Existe uma dificuldade operacional no caso dos atos golpistas. O último balanço do Supremo, divulgado na sexta-feira passada, afirma que 522 pessoas continuam presas – o restante responde às acusações em liberdade, com uso de tornozeleira eletrônica. Todas estão incluídas em inquéritos sigilosos que tramitam no gabinete do ministro Alexandre de Moraes. O processo em que estão sendo feitos os pedidos de liberdade tem 14 mil movimentações.

Quando um processo criminal tramita na Justiça comum, o recebimento da denúncia (momento em que se avalia se o processo penal pode, de fato, ser instaurado) é uma decisão do juiz. Contudo, de acordo com o regimento interno do Supremo, cada uma das ações penais que estão sendo propostas contra os manifestantes precisará passar pelo plenário da Corte, presencial ou virtual.

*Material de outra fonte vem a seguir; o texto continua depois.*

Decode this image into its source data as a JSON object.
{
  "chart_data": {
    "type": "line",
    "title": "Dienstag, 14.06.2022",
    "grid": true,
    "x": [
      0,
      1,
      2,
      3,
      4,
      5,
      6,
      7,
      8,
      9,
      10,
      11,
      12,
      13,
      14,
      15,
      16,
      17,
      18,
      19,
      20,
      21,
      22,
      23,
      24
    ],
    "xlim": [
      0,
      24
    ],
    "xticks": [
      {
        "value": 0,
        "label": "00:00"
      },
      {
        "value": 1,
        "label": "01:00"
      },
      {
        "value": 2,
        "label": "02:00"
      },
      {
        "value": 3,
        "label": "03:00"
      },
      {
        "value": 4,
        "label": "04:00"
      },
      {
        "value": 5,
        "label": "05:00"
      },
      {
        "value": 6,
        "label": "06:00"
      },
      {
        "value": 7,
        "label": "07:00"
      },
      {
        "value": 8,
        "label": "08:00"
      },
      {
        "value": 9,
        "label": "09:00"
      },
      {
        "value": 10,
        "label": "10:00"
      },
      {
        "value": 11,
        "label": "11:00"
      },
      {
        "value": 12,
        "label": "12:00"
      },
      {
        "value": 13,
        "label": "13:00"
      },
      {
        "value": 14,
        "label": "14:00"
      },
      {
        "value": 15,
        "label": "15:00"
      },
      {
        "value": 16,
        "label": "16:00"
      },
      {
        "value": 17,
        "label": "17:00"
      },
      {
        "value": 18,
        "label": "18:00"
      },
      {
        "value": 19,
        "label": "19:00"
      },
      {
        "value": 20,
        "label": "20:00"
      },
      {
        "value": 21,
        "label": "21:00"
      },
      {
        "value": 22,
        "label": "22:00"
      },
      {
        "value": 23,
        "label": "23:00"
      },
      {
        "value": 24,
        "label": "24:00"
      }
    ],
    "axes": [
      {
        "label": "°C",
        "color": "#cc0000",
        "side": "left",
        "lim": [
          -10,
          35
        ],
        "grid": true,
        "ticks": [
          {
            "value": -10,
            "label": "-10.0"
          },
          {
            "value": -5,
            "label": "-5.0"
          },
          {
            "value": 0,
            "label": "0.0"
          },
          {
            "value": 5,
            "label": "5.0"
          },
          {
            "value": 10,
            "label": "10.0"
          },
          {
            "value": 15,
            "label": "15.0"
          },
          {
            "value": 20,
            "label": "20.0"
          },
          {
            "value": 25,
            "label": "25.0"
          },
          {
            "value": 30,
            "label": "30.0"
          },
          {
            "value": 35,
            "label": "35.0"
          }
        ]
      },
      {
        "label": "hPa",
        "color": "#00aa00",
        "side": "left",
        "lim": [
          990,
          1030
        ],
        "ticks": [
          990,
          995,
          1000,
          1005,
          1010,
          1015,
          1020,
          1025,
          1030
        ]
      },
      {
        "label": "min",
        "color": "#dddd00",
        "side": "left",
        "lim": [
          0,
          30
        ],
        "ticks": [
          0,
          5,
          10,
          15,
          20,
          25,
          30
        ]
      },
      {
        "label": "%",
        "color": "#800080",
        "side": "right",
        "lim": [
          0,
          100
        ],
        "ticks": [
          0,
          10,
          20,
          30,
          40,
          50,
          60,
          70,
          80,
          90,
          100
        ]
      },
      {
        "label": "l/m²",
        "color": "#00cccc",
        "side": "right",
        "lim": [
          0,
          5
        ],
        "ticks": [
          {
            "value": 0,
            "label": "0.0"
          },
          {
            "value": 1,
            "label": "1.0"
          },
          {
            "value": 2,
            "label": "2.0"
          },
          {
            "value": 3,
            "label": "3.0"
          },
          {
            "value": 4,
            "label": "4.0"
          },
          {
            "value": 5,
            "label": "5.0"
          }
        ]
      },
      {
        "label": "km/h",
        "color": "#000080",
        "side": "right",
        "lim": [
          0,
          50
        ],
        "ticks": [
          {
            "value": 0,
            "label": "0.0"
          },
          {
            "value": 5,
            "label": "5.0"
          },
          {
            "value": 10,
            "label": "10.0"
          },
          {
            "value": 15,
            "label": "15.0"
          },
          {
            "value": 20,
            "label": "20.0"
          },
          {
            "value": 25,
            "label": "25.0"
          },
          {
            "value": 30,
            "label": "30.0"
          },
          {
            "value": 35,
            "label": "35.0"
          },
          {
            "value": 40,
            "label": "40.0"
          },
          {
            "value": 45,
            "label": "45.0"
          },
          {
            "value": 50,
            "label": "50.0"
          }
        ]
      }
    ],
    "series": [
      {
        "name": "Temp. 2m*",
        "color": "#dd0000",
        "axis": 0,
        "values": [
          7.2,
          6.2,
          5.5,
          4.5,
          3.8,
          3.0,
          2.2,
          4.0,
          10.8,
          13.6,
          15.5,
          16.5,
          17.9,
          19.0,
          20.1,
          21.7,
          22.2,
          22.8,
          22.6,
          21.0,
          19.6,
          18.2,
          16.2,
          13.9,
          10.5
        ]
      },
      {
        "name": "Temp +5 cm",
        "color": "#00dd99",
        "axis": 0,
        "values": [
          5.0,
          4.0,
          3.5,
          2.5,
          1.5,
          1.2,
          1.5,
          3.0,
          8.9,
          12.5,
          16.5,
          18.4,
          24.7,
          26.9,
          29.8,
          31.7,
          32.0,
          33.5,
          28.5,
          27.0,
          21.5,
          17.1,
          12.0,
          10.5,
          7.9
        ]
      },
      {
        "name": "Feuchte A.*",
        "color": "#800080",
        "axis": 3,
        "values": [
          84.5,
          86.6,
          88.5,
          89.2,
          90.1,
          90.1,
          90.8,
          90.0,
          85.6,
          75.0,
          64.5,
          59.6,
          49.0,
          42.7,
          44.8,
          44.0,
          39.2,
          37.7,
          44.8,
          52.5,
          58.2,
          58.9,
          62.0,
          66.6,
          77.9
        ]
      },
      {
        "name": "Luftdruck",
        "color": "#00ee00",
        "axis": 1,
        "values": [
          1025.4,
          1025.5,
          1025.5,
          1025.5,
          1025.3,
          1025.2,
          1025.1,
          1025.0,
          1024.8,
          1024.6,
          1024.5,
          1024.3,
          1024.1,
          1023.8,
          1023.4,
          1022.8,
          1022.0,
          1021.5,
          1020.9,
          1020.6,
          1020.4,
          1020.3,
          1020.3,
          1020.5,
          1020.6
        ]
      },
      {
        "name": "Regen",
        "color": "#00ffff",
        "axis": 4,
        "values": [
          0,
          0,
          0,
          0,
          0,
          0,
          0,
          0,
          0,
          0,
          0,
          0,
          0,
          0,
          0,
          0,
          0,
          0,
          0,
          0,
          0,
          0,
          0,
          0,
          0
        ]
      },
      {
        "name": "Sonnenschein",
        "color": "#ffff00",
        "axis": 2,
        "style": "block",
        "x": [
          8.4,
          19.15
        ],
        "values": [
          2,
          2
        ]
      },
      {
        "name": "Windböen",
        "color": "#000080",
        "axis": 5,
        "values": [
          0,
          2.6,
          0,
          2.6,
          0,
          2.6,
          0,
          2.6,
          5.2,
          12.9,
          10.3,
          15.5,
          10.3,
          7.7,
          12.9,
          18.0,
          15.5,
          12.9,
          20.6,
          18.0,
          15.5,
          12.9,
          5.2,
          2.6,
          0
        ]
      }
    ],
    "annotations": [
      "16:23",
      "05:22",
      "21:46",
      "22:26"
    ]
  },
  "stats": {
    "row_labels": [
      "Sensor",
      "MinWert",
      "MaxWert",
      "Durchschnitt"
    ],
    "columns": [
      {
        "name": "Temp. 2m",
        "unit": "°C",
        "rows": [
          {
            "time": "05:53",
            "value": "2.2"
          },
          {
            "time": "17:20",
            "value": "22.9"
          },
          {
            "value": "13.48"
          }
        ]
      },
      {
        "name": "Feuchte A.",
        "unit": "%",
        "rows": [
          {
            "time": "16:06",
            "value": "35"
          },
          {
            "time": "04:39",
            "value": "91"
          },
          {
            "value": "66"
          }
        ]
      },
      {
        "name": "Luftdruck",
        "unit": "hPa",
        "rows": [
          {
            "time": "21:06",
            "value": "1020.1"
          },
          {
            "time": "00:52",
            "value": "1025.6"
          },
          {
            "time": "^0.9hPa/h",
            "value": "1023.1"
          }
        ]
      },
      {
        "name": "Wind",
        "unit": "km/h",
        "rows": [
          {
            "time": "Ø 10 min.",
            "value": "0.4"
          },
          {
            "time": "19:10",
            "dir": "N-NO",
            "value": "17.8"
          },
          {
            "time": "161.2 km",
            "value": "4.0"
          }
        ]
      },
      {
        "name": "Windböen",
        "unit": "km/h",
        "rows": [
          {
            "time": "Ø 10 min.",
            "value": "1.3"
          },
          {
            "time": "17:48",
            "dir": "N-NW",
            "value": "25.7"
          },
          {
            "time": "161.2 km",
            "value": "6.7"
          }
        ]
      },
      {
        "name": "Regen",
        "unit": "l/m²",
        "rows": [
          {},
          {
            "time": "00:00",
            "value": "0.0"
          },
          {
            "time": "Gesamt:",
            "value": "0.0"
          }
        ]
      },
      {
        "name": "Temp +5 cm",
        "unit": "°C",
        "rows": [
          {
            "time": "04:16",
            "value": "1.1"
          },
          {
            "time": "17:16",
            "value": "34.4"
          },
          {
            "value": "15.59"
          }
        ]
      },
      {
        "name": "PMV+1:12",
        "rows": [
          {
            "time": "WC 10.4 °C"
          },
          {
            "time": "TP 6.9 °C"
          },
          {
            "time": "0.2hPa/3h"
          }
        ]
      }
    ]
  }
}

Na quinta-feira passada, Moraes afirmou, no plenário do STF, que todos os casos serão analisados de forma “detalhada e individualizada”. “Aquele que praticou crime mais leve terá sanção mais leve, aquele que praticou crime mais grave terá sanção mais grave, e aquele que não praticou, eventualmente o nome constou e não houver provas disso, será imediatamente solto e absolvido”, disse.

Novas denúncias

O Estadão indagou ao Ministério Público Federal se, pela forma como as denúncias estão sendo ofertadas, pode ocorrer violação de direitos fundamentais. Santos, da PGR, respondeu que, “em todas as etapas do processo apuratório, o Ministério Público Federal respeitou a garantia da ampla defesa e do contraditório”, previstos na Constituição. “Assim, as denúncias não violam direitos e garantias fundamentais”, disse o subprocurador-geral.

Santos afirmou que há a possibilidade de que, diante de novos elementos, o MPF ofereça novas denúncias ou adite (termo jurídico para incluir novos argumentos e pedidos) as que já foram apresentadas.